I tentativi di colpire Tel Aviv dal cielo, con lancio di missili nella crisi in corso dallo scorso ottobre, potrebbero far pensare che siano d’attribuire soltanto alla mai conclusa condizione conflittuale fra ebrei e arabi che si sussegue a intermittenza da ben 75 anni, quanti ne sono passati dacché esiste lo stato d’Israele. Invece non è così. I primi attacchi dall’aria su Tel Aviv (città recente, fondata poco più di 110 anni fa) risalgono alla Seconda guerra mondiale e non certo per mano di combattenti dei paesi dell’area mediorientale. Sorprenderà forse, se ricordiamo, che a portarli a compimento furono le forze armate italiane con l’allora regia aeronautica. Accadeva che dalle basi di Rodi e di Lero nell’Egeo, possedimenti d’oltremare in quel periodo, si levassero i trimotori da bombardamento diretti a colpire le città portuali della «Palestina mandataria».
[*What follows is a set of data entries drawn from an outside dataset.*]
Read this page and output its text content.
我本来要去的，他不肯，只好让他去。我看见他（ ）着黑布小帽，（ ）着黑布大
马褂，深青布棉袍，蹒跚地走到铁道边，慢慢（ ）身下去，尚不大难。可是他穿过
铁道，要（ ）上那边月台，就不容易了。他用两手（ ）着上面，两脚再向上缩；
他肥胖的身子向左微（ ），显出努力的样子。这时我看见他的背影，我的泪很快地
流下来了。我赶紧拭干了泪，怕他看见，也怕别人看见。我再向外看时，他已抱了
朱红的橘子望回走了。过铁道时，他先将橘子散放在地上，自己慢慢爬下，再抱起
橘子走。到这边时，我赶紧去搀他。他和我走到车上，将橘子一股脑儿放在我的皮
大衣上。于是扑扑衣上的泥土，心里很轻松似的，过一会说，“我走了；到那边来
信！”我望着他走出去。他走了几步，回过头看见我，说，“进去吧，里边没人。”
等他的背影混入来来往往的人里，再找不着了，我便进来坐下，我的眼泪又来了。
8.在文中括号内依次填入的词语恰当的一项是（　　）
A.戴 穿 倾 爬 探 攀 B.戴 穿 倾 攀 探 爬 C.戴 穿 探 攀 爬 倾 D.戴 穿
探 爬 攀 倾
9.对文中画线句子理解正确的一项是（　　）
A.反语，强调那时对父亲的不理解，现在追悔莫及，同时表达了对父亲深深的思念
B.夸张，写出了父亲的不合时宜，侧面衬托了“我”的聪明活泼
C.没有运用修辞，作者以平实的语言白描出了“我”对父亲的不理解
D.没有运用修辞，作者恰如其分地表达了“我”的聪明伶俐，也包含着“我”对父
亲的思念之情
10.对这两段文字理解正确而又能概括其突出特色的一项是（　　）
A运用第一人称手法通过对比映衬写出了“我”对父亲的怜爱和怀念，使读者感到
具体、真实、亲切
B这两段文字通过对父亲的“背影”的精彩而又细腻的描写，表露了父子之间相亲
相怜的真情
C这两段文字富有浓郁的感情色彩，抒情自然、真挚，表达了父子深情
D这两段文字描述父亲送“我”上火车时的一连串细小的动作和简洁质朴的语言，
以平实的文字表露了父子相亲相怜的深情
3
Con tale espressione s’intendeva un’istituzione, riconosciuta dalle potenze europee, che consentì alla Gran Bretagna, all’indomani del dissolvimento dell’impero ottomano uscito sconfitto dalla Prima guerra mondiale, di poter governare nella regione storico-geografica della Palestina fino al 1948, anno di proclamazione dello stato ebraico d’Israele. I centri costieri palestinesi avevano un certo peso strategico e perciò furono oggetto di bombardamenti, specialmente nel primo anno di guerra: Tel Aviv, Giaffa, ma soprattutto il primario porto della città di Haifa nel nord della Palestina.
In quest’ultima si elevavano, fra le strutture portuali, le raffinerie di petrolio e i depositi di carburante, essenziali per il prosieguo delle operazioni militari delle truppe britanniche (contrapposte a quelle dell’Asse) nelle sconfinate regioni desertiche del nord Africa.
Dagli aeroporti di Rodi, tra le varie missioni, decollò nell’autunno 1940 una squadriglia di quattro Savoia-Marchetti per compiere nello scacchiere del Medio Oriente quello che si rivelò un volo da primato. Un primato dal punto di vista tecnico (e sportivo, aggiungeremmo, se così può ancora definirsi un raid aereo in tempo di guerra), più che militare.
Manama, la città più popolosa delle isolette del Bahrein nel Golfo Persico (anche queste sotto protettorato britannico), rappresentava un obiettivo ghiotto da colpire: possedeva giacimenti petroliferi, da poco scoperti, indubbiamente preziosi più delle armi e più dei soldati. I comandi aeronautici italiani pianificarono un attacco che a missione compiuta, però, non sortì granché: scoppiarono incendi, ma i danni procurati agli impianti di petrolio risultarono limitati. Il raid tuttavia ebbe risonanza come azione dimostrativa e propagandistica. E, in fondo, quello contava, poiché era funzionale alle aspettative del regime fascista in Italia. Sorvolando Cipro, Libano, Siria, Arabia Saudita, Golfo Persico, ancora Arabia, Mar Rosso, atterrando infine in Eritrea (colonia dell’Africa Orientale), si percorsero più di 4000 chilometri in volo. Nessun altra aviazione dei paesi belligeranti coprì distanze maggiori in una missione senza scalo nei teatri di guerra d’Europa, Africa e del Medio Oriente.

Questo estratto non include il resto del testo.